Modelo destoava de outros Chevrolet de origem Opel, como Astra
Foto de: Thomas Tironi
Na motorização, o SUV chegou equipado com um 2.0 turbodiesel produzido no Japão pela Mazda, que entregava modestos 87 cv de potência. O desempenho era fraco, a ponto de levar mais tempo para acelerar de 0 a 100 km/h do que alguns modelos 1.0 da época. Um ano depois, o motor Mazda foi substituído por um de origem Peugeot, o que deu novo fôlego ao Tracker.
A potência subiu em 21 cv, o que permitiu ao SUV alcançar números mais competitivos em aceleração e velocidade máxima. O tempo de 0 a 100 km/h caiu de intermináveis 21 segundos para 13, enquanto a velocidade máxima passou de pouco mais de 140 km/h para 163 km/h. Ainda assim, não era suficiente para colocá-lo como referência frente aos rivais.

Tracker tentava bater Pajero TR4, mas patinava no preço alto e volume escasso
Foto de: Thomas Tironi
Após um breve período fora do mercado brasileiro, motivado pela alta do dólar e pelas baixas vendas, o SUV retornou entre 2006 e 2007 com uma nova motorização a gasolina. Essa atualização o deixava melhor preparado para enfrentar concorrentes como o Mitsubishi Pajero TR4.

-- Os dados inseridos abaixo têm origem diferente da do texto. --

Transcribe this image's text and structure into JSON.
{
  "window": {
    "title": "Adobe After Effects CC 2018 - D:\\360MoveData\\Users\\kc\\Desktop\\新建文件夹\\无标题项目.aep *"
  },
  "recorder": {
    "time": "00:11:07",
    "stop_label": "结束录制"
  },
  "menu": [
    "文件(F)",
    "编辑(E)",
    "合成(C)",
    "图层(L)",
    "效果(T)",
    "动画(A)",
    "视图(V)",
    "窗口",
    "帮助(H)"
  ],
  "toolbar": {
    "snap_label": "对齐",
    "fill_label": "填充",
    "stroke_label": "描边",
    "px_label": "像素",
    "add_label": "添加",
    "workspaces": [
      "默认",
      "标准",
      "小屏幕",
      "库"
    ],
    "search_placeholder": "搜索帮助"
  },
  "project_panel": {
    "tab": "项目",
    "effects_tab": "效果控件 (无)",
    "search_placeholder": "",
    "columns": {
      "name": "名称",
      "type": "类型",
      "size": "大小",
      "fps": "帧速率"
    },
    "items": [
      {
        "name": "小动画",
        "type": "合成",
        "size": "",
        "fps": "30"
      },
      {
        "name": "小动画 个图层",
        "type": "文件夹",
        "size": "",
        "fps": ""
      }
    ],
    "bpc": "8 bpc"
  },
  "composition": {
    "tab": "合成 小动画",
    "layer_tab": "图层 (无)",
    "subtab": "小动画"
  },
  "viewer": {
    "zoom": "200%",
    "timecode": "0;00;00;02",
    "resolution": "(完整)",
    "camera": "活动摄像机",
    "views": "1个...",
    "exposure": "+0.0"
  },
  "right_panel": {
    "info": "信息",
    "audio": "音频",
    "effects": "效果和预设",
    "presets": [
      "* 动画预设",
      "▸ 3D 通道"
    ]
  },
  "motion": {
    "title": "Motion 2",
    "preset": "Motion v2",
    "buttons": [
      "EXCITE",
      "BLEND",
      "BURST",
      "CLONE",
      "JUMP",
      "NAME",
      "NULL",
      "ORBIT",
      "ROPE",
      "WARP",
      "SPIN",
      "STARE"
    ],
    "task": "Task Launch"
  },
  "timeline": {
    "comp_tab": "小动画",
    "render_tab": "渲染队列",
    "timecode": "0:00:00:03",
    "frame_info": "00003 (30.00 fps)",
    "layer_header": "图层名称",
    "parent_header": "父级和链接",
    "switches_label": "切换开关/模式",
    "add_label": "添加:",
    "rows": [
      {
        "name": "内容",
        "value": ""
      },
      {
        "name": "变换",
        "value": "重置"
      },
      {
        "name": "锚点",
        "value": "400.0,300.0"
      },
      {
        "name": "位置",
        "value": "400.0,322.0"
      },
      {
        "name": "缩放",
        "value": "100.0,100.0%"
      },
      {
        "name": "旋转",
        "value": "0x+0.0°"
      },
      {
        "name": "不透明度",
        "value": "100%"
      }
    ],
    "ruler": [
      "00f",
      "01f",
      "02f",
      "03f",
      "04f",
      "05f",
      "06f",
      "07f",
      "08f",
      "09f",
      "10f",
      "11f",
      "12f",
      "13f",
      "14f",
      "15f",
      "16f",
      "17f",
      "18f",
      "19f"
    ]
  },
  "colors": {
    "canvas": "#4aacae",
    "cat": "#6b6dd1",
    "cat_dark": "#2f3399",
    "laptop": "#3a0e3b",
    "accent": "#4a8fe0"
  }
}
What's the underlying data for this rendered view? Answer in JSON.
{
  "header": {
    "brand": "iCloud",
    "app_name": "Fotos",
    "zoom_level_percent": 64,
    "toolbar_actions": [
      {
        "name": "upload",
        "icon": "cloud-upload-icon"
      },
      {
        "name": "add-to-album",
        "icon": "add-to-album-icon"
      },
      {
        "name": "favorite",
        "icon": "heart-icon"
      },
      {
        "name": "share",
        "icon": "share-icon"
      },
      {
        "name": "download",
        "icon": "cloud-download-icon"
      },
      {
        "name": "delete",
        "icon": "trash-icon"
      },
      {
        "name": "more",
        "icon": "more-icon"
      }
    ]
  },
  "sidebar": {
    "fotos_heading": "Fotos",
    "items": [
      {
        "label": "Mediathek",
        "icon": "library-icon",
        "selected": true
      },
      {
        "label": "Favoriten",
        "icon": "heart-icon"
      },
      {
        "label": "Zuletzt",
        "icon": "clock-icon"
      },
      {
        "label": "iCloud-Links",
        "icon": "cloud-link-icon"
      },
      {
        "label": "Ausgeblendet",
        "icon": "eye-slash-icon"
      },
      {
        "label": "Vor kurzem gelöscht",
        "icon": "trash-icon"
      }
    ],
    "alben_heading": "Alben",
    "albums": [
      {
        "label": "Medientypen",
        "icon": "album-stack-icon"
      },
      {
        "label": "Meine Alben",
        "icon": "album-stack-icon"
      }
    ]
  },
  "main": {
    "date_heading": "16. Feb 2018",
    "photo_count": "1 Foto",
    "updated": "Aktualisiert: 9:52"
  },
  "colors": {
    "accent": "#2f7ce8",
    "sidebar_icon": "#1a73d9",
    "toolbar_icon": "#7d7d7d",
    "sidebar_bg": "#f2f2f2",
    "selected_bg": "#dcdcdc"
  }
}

A mudança, entretanto, não foi suficiente para mudar a realidade do SUV. O Tracker continuava sendo uma presença rara nas ruas brasileiras. Os volumes que chegavam ao país eram baixos, as vendas sofriam frequentes oscilações e o modelo nunca conseguiu se firmar como uma opção de grande apelo comercial. O resultado foi o encerramento definitivo de sua trajetória no Brasil em 2009.

Chevrolet Tracker de segunda geração mudou de proposta e virou mais urbano
Foto de: Thomas Tironi
A partir daí, a parceria entre as GM e Suzuki esfriou cada vez mais, dando fim ainda ao Celta ”japonês” na Argentina. Com o fim do primeiro Tracker, a Chevrolet só teria um novo SUV compacto com a chegada da segunda encarnação do modelo, em 2013, agora um modelo derivado do Sonic, e somente com tração 4×2. A atual geração, baseada no Onix, é oferecida desde 2020 e acaba de receber a primeira reestilização mais pesada para a linha 2026.